I direttori sanitari hanno spiegato spesso che molti contagi arrivano dall’esterno degli ospedali. Ma di certo poi negli ospedali si sono diffusi. Un quadro sul quale la consigliera regionale del Pd, Carmela Rozza, riflette: «Quei dati sono la prova che il virus è circolato in maniera importante dentro gli ospedali, sia in primavera, sia in autunno. E se vogliamo trarne una lezione, dobbiamo dire che testare operatori e pazienti in modo costante è l’unica strada, anche per chi è stato già vaccinato, dato che il vaccino protegge dalla malattia ma non esclude che una persona possa contagiarsi e contagiare. I tamponi diffusi e continui tra i dipendenti e i pazienti restano una necessità inderogabile, perché nonostante i molti sforzi che sono stati fatti nel passaggio tra prima e seconda ondata, quel che è stato fatto non è sufficiente».
Gli aumenti
Per ora in questa nuova fase dell’epidemia si è creata una situazione critica qualche giorno fa soltanto nel reparto ortopedia dell’ospedale di Desio, con un focolaio che ha coinvolto tre operatori sanitari e la metà dei pazienti. Nei grandi ospedali della città il numero dei contagiati tra prima e seconda ondata ha avuto questo sviluppo: al «Fatebenefratelli/Sacco» in autunno si sono ammalati 129 medici, contro i 62 registrati in primavera (più 108 per cento), 237 infermieri (più 216 per cento) 60 operatori socio-sanitari (contro 13). Al «Niguarda», sempre in autunno, 118 medici contagiati (contro 55 della prima ondata), 339 infermieri (rispetto a 109) e nessun Oss (in primavera erano stati 39). Al «Policlinico» durante la seconda ondata è calato il numero di medici «positivi» (70 rispetto a 79), ma è aumentato il numero degli infermieri contagiati (176 contro 79). Continua la consigliera Rozza: «Da tempo uno di questi grandi ospedali dovrebbe avere una Tac in pronto soccorso, che però quando è arrivata è stata sistemata in radiologia. Quella macchina servirebbe per controllare subito lo stato dei polmoni di pazienti sospetti Covid, ed eviterebbe spostamenti di “positivi” nel resto dell’ospedale.

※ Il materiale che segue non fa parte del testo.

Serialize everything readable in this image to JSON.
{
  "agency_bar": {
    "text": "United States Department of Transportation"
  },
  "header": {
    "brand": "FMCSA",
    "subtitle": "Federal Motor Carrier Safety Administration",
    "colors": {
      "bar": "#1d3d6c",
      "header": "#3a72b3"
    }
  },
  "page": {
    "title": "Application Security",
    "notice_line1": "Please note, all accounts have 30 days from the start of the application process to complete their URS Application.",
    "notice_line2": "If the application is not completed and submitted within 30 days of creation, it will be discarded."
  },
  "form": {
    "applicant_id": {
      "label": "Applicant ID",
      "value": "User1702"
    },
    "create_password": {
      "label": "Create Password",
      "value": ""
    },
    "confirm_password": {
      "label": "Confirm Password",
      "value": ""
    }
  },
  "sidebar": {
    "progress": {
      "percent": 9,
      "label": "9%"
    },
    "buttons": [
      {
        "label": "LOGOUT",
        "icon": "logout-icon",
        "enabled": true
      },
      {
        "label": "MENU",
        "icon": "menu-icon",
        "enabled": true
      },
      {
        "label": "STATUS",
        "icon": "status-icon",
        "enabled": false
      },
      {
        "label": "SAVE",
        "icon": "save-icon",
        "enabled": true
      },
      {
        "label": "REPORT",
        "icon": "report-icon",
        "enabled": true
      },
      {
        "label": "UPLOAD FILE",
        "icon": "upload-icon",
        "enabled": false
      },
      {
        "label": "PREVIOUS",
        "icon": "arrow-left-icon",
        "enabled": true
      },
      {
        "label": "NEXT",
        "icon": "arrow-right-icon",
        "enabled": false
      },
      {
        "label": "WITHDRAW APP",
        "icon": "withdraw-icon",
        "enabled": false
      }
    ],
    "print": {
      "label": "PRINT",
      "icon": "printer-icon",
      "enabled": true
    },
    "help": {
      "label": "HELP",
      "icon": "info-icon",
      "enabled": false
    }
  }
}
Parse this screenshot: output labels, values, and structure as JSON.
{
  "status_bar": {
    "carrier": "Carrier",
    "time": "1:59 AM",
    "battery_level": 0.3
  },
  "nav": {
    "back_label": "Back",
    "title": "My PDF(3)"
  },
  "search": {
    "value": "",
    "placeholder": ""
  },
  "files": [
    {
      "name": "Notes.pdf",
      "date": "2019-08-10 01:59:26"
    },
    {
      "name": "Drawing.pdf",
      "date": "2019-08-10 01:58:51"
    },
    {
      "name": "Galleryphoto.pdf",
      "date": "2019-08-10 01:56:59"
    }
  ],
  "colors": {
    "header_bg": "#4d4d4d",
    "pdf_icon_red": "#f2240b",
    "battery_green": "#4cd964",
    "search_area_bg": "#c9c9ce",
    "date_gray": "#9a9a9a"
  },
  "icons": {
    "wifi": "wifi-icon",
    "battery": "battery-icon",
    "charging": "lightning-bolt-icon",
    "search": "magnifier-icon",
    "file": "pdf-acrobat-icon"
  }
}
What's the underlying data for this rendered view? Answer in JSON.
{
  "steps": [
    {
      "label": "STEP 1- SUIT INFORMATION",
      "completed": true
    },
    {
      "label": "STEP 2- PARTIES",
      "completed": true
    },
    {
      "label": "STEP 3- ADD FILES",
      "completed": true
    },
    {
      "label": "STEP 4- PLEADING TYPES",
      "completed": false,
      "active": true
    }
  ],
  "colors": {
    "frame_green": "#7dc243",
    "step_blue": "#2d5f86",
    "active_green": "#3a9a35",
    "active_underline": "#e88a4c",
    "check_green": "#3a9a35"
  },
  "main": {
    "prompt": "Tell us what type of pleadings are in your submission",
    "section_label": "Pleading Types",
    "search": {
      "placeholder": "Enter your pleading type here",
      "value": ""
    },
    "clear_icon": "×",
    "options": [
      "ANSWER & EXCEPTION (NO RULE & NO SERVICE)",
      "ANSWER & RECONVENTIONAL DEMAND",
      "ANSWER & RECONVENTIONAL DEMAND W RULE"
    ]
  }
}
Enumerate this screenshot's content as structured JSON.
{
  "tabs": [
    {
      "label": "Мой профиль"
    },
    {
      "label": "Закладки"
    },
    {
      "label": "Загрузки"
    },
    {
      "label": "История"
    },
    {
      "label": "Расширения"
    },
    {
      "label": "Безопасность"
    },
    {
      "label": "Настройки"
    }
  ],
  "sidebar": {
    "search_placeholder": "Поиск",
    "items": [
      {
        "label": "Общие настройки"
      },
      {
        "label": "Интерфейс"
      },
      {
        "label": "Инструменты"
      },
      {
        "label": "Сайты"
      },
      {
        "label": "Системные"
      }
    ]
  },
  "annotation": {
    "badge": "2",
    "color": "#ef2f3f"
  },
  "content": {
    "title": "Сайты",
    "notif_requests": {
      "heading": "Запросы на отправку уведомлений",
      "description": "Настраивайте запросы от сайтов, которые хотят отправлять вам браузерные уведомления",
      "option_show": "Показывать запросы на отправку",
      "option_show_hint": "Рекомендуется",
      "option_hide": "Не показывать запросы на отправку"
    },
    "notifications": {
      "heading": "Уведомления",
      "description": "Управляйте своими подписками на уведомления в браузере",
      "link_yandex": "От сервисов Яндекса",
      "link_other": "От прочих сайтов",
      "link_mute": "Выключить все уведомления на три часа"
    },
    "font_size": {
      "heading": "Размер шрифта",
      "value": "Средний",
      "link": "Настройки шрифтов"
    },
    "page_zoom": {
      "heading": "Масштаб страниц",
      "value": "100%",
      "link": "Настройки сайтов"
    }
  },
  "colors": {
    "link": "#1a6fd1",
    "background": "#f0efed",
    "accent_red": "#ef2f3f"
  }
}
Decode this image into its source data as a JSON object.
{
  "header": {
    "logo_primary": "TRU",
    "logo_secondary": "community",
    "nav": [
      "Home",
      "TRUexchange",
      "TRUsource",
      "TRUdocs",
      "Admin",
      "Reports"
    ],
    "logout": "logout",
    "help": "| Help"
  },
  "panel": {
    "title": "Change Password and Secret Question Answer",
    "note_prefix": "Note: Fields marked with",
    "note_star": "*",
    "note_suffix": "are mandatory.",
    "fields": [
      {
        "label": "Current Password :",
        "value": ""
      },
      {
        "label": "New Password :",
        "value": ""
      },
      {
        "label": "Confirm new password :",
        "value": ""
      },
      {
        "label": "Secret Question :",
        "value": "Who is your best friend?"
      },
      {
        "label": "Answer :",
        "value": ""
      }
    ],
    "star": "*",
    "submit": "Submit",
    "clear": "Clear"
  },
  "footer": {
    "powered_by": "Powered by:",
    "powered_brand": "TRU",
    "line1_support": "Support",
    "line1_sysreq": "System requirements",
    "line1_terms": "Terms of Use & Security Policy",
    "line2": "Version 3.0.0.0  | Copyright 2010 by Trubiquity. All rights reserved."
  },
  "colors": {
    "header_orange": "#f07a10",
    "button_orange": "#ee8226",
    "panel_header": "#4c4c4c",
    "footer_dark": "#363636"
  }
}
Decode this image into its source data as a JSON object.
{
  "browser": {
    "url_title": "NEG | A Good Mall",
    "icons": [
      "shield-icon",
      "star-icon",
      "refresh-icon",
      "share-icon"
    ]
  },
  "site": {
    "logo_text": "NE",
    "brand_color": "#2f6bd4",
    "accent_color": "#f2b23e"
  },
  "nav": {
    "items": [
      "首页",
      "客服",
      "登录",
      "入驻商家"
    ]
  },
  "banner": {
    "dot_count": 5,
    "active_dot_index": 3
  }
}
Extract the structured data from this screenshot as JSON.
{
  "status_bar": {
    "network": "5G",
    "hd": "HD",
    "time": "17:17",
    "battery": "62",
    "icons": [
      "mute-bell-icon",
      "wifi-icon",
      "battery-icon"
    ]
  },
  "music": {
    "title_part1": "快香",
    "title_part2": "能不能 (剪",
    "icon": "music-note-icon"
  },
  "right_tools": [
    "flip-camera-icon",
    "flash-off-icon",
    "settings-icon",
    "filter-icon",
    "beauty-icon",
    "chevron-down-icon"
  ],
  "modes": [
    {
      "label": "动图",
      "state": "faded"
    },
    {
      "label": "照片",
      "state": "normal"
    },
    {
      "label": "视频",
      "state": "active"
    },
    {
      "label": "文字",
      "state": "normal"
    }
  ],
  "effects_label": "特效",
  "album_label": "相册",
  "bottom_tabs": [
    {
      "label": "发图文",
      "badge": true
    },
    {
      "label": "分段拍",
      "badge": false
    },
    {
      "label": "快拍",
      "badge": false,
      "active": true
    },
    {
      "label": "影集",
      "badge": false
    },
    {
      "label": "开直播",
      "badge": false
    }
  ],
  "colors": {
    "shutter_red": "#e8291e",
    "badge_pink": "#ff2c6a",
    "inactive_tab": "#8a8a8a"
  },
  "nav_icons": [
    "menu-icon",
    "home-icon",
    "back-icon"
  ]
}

Questo è solo un esempio per evidenziare un problema strutturale, a cui dovremmo guardare per il futuro: sarebbe necessaria una diversa organizzazione sia per i nuovi ospedali, sia per quelli vecchi quando verranno ristrutturati, almeno nei pronto soccorso, per alzare il livello di sicurezza che oggi purtroppo ancora non è sufficiente».
La stanchezza
Confrontati con l’andamento generale del contagio, il numero dei dipendenti della sanità contagiati, in proporzione, è minore rispetto a quello della popolazione, indice che comunque in qualche modo medici e infermieri sono riusciti a proteggersi meglio pur lavorando in un ambiente a rischio. Il numero dei malati resta però comunque alto: «I rischi e le condizioni di salute incidono pesantemente sul nostro personale sanitario. Sono tutti generalmente molto stanchi. Parliamo di persone che hanno sofferto sia per livelli di lavoro massacranti, sia per uno stress emotivo inedito. La politica dunque deve avere il massimo rispetto per queste persone, e bisogna anche sapere che le risorse non sono infinite e che se vanno in crisi i lavoratori degli ospedali sarà un problema per tutti i malati. Una scelta adeguata sarebbe stata quella di mantenere ospedali solo Covid e ospedali non Covid, cosa che accade solo col massimo livello di stress sul sistema sanitario. Questo cambiamento però avviene perché in certi momenti di crisi col coronavirus c’è la necessità di aumentare i posti letto e non, come dovrebbe essere, come criterio guida per la protezione e la sicurezza degli ospedali».